La République démocratique du Congo a porté, le lundi 29 décembre, un message de fermeté devant le Conseil de paix et de sécurité (CPS) de l’Union africaine, réuni en sa 1321ᵉ session. Par la voix de sa ministre d’État aux Affaires étrangères, Thérèse Kayikwamba Wagner, Kinshasa a dénoncé l’aggravation de l’insécurité dans l’est du pays et appelé l’organisation continentale à sortir d’une posture jugée trop prudente face à une crise qui s’enlise.

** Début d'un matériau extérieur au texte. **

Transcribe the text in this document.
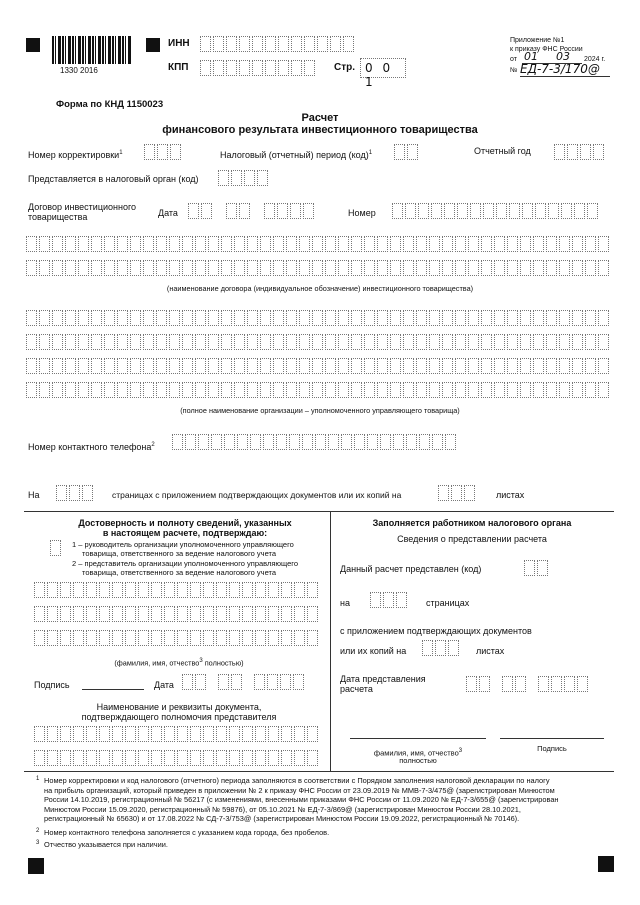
1330 2016
ИНН
КПП	Стр. 0 0 1
Приложение №1
к приказу ФНС России
от 01 03 2024 г.
№ ЕД-7-3/170@
Форма по КНД 1150023
Расчет
финансового результата инвестиционного товарищества
Номер корректировки$^1$	Налоговый (отчетный) период (код)$^1$	Отчетный год
Представляется в налоговый орган (код)
Договор инвестиционного
товарищества	Дата	Номер
(наименование договора (индивидуальное обозначение) инвестиционного товарищества)
(полное наименование организации – уполномоченного управляющего товарища)
Номер контактного телефона$^2$
На	страницах с приложением подтверждающих документов или их копий на	листах
Достоверность и полноту сведений, указанных
в настоящем расчете, подтверждаю:
1 – руководитель организации уполномоченного управляющего
товарища, ответственного за ведение налогового учета
2 – представитель организации уполномоченного управляющего
товарища, ответственного за ведение налогового учета
(фамилия, имя, отчество$^3$ полностью)
Подпись	Дата
Наименование и реквизиты документа,
подтверждающего полномочия представителя
Заполняется работником налогового органа
Сведения о представлении расчета
Данный расчет представлен (код)
на	страницах
с приложением подтверждающих документов
или их копий на	листах
Дата представления
расчета
фамилия, имя, отчество$^3$
полностью
Подпись
1 Номер корректировки и код налогового (отчетного) периода заполняются в соответствии с Порядком заполнения налоговой декларации по налогу
на прибыль организаций, который приведен в приложении № 2 к приказу ФНС России от 23.09.2019 № ММВ-7-3/475@ (зарегистрирован Минюстом
России 14.10.2019, регистрационный № 56217 (с изменениями, внесенными приказами ФНС России от 11.09.2020 № ЕД-7-3/655@ (зарегистрирован
Минюстом России 15.09.2020, регистрационный № 59876), от 05.10.2021 № ЕД-7-3/869@ (зарегистрирован Минюстом России 28.10.2021,
регистрационный № 65630) и от 17.08.2022 № СД-7-3/753@ (зарегистрирован Минюстом России 19.09.2022, регистрационный № 70146).
2 Номер контактного телефона заполняется с указанием кода города, без пробелов.
3 Отчество указывается при наличии.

Au cœur de l’alerte congolaise figurent les violations persistantes des cadres diplomatiques existants, notamment l’Accord de Washington et la résolution 2773. L’attaque d’Uvira, attribuée à l’AFC/M23 avec l’appui du Rwanda, a été citée comme un exemple emblématique d’actes qui compromettent les efforts de paix et fragilisent davantage la stabilité régionale. Pour les autorités congolaises, ces développements traduisent un défi direct aux engagements pris au niveau continental et international.
Au-delà des considérations sécuritaires, la RDC a mis en avant l’ampleur du drame humanitaire, marqué par plus de 500 000 nouveaux déplacés.
Kinshasa estime que l’absence de mesures contraignantes accentue la vulnérabilité des populations civiles et entrave l’action humanitaire. Dans ce contexte, l’appel lancé au CPS vise des décisions concrètes sanctions, protection des civils et accès humanitaire afin de préserver non seulement la paix et la souveraineté de la RDC, mais aussi la crédibilité de l’Union africaine dans la gestion des crises sur le continent.